While the chat is a simple text chat, the pings are where things get interesting. Pings are markers that can be left by players across the map, to provide location-based information that can be used to coordinate the team in terms of the land battle. While they are not a replacement for chat or communication, if used well, they can provide a quick supplement to voice communication.

Yet, in comparison, the other half of this two-part piece is far less complex and relies on a lot more luck.

With the Battles Royale of PUBG, or PlayerUnknown’s Battle Grounds, and Fortnite, there is a single large map, with players dropping across it. As they land, they find a variety of weapons, medical supplies and other items, and go about shooting all other players until they are the only one left standing, in what some would think is an incredibly frustrating repetition.

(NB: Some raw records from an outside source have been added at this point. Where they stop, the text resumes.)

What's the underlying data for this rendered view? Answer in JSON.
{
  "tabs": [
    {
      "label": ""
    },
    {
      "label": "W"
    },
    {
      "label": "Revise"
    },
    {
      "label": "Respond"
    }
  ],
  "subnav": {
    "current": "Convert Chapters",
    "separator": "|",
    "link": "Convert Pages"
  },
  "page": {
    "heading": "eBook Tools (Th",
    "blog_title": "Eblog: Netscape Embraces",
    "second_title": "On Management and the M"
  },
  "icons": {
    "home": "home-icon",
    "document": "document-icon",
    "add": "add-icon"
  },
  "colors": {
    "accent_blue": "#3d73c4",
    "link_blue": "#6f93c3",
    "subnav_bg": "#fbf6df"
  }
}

“It’s important for the maps to be massive or procedurally generated,” Cochran said. “It’s also imperative that games have constant updates and balance changes.”

Outside of the standard Battle Royale mode, players can rotate through other perspectives and team-based modes, and the game itself is wired to make each match different. With each game, the weapons and loot are randomized such that players never get the same thing twice, and could easily find themselves in a far better or worse position than in the last game. Altogether, though, the game can be leveled by each player’s skill, and by the rapidly shrinking border, which forces players into corners of the map.

It’s important to note the steep learning curves of the game. Both have creators that work to help players better understand the game.

“I think the best way to get into the game is through content creators,” Cochran said. “They often show you how to play, strategies, and other tactics to get on your feet.”

This is even more true of League of Legends, which dominates the E-Sports landscape. However, Cochran said to stick to tutorials and regular livestreams.

“E-Sports for League is wildly complicated … and simply overwhelming,” he said, “as the best players in the world play at a level that is unmatched to normal players.”

Nevertheless, these games were meant to be played. Anyone who wants to get involved should start playing, not only for the fun of the game, but to make new friends or reconnect with old ones. So, go and play, and have fun.